Black Mountain Side 2

A scientific outpost isolated in the frozen waste…an ancient artifact, unearthed and exposed to the light of day for the first time in millennia…a powerful force, free and wild and beyond good and evil, manipulating the neuroses and insanities of the humans around it for its own end. Sound familiar? Yet Nick Szostakiwskyj’s Black Mountain Side is more than a retread of The Thing (John Carpenter’s version, natch). It’s a fine specimen of “cosmic horror” that replaces paranoia with outright madness.

Shane Twerdun and Michael Dickson lead a team of archaeologists stationed in the Yukon’s Taiga Cordillera who uncover a long-buried structure of apparent Mesoamerican origin. The odd thing about that is, of course, that the Canadian Arctic is too far north to uncover anything of Mesoamerican origin. Shortly thereafter, the work team flees in the dead of night, the outside world stops responding to radio signals, and a crew member comes down with a strange illness. After that, things get really bad.

Szostakiwskyj soon proves a master of the cinematic environment, giving the camp’s relatively spread-out environs a sense of cloying claustrophobia. The winter wilderness is so engrossing you just might find your local temperature slowly lowering as you watch the film. He also has a keen command of light and shadow, as evidenced by several nighttime exteriors. The effects are quite good, definitely better than one might expect from a low-budget production. The pacing is a bit of a slow burn, but the suspense is so thick you can eat it with a fork.

While the film doesn’t shy away from the visceral, the true horror comes not from the gore but from creeping, existential terror.

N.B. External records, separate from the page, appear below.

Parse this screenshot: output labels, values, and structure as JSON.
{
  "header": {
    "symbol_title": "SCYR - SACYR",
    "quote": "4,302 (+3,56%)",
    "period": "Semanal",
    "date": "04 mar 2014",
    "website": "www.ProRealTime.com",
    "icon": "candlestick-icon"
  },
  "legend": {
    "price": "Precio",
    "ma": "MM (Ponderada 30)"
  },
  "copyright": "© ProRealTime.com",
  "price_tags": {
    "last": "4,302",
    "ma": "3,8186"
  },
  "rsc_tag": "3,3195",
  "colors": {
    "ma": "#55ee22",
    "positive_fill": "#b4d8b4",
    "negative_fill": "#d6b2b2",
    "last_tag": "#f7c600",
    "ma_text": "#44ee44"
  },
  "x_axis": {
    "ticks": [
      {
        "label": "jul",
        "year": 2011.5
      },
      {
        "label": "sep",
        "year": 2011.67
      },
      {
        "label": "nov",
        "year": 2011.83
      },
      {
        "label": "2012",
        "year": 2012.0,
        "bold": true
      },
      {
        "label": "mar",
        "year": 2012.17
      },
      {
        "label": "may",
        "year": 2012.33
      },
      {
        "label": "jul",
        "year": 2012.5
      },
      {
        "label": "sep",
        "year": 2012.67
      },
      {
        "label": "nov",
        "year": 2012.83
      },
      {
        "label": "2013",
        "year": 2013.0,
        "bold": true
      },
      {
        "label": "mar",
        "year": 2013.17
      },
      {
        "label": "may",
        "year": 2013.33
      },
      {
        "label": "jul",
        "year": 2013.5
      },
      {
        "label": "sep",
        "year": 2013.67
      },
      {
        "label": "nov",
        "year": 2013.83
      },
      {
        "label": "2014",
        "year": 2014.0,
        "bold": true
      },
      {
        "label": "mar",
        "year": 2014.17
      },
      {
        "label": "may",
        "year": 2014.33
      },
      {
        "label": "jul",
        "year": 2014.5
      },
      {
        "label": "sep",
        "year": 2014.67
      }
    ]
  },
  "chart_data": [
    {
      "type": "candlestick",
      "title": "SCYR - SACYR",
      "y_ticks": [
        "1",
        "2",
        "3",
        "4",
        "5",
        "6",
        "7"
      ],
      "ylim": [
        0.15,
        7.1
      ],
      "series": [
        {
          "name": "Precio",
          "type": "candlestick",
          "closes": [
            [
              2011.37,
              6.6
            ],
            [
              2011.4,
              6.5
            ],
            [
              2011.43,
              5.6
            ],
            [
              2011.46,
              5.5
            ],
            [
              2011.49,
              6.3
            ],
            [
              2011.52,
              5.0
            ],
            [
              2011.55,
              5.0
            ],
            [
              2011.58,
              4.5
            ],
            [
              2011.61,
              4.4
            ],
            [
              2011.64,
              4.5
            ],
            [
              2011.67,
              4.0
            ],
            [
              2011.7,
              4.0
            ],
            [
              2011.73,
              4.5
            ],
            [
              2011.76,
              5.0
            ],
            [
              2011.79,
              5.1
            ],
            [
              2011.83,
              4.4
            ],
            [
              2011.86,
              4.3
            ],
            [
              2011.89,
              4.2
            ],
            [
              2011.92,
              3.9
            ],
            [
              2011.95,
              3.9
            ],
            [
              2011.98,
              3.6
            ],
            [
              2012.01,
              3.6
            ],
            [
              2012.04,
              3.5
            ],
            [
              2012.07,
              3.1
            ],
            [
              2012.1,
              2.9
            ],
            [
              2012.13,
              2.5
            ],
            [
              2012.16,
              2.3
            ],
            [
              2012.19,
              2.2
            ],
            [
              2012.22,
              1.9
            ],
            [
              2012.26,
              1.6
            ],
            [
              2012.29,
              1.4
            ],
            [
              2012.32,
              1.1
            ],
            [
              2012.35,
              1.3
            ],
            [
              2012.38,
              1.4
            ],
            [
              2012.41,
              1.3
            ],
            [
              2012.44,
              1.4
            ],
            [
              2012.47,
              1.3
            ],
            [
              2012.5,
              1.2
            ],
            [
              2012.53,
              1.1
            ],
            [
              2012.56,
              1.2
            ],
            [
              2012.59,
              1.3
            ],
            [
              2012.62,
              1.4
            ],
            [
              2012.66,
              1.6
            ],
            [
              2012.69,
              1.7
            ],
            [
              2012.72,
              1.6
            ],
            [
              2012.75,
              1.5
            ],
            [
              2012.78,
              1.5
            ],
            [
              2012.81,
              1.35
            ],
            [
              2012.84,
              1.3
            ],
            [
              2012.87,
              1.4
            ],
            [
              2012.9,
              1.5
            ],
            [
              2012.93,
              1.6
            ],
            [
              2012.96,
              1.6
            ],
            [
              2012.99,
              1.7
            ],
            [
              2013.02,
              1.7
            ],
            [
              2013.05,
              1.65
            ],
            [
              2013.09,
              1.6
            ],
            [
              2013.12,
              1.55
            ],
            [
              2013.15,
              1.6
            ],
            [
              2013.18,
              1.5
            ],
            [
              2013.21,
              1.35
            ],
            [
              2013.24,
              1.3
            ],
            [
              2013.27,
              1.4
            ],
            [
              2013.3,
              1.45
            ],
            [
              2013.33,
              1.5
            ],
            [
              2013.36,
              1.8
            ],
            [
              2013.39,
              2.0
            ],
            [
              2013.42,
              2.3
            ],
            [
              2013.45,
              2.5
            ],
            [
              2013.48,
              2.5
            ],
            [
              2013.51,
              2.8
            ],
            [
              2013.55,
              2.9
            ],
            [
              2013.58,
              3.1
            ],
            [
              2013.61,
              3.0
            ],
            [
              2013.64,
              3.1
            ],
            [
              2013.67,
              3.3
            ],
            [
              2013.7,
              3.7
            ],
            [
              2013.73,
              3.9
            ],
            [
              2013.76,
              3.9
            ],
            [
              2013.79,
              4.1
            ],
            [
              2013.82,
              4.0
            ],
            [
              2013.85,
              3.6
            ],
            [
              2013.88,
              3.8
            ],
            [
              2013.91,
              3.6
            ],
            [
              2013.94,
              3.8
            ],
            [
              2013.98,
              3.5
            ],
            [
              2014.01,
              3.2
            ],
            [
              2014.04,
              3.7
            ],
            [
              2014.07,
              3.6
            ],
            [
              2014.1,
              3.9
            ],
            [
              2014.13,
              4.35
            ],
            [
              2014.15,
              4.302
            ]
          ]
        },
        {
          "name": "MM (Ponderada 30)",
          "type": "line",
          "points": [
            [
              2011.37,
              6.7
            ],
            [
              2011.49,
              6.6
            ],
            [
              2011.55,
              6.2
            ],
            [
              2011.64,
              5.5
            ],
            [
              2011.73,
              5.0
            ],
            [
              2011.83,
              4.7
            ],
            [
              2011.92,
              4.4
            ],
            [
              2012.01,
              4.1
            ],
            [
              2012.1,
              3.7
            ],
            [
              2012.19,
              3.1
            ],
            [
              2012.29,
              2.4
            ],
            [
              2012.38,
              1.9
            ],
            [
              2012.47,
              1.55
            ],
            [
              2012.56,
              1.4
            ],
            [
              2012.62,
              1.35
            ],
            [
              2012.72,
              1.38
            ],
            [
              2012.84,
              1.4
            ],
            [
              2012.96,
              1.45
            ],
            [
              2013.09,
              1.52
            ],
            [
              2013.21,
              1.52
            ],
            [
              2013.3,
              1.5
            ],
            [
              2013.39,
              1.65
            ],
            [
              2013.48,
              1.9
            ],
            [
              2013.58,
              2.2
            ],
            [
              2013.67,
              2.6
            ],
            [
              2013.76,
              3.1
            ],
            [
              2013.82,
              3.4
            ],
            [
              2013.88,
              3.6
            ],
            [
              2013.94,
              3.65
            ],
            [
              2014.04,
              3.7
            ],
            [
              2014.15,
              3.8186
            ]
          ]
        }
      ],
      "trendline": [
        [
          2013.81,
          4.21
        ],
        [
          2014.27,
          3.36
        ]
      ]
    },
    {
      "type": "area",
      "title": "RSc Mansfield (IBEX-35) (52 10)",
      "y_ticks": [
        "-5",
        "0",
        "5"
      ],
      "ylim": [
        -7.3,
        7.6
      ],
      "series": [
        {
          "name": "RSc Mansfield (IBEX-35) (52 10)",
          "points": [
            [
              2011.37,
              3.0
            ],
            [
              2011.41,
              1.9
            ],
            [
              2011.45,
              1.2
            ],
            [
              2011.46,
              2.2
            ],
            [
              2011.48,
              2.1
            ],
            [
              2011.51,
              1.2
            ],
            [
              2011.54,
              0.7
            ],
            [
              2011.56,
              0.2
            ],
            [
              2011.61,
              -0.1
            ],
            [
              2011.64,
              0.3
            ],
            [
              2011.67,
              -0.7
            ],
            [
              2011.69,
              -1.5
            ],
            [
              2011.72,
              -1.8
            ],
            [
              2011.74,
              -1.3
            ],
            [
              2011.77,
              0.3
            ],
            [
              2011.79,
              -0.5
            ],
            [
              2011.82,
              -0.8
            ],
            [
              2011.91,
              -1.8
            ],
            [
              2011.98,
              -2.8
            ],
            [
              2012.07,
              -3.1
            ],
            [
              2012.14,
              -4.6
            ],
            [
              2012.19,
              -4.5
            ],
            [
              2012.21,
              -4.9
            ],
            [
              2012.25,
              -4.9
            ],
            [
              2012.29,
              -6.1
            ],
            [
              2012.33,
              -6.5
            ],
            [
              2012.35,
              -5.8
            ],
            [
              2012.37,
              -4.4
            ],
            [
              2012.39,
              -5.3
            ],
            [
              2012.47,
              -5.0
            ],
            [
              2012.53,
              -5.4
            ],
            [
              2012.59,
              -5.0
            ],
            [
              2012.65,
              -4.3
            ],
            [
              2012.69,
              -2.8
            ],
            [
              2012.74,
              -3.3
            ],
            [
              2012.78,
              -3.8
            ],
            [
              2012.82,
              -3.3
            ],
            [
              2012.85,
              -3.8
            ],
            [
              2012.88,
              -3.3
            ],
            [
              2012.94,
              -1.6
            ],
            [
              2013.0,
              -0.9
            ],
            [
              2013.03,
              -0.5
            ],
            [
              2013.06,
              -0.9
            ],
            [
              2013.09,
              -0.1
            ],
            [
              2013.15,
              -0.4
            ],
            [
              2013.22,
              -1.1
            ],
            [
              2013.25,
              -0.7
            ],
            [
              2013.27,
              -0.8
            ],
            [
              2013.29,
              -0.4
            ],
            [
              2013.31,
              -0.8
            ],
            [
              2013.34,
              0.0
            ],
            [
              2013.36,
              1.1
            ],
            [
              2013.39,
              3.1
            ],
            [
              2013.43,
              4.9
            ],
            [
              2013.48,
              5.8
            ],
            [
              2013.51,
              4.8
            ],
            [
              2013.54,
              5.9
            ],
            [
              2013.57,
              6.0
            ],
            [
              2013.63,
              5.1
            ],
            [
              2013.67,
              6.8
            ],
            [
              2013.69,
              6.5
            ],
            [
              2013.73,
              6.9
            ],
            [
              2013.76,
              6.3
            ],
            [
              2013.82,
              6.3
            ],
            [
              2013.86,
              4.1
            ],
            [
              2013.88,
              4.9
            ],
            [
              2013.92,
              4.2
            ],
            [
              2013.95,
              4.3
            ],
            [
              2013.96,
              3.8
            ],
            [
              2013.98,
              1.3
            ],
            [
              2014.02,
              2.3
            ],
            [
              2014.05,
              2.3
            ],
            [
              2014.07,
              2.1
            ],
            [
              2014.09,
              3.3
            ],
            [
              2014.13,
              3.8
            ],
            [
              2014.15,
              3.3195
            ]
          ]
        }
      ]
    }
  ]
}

The puny human mind isn’t built to comprehend the nature of reality, and in the presence of the truly cosmic, it snaps like a toothpick. Indeed, Black Mountain Side could be one of the most effective portrayals of the Lovecraftian ethos yet committed to film–the influence is obvious, even if the C-word (“Cthulhu”) is never uttered. Your mileage may vary when it comes to Szostakiwskyj’s visual interpretation of this awesome force: to me, it was wrong enough to work, but some audiences might find it comical.

Regardless, the “human vs. human” is as important as “human vs. cosmic” when it comes to the film’s conflicts. Twerdun and Dickson head a fine ensemble cast, although some of the supporting players occasionally get lost in the shuffle. Very little backstory comes into play, so most of the character development stems from the chemistry between the actors. You can readily believe that many of the crew members have worked together for years–and Dickson, playing a government-mandated outsider, stands appropriately aloof from them. Standout supporting players include Marc Anthony Williams, Carl Toftfelt, and Nathaniel Gordon as the voice of…well…a voice, at any rate.

Black Mountain Side is one of the best horror films I’ve seen in 2014–the perfect combination of story, location and atmosphere, and sure to please horror fans of all stripes. Don’t let it pass you by.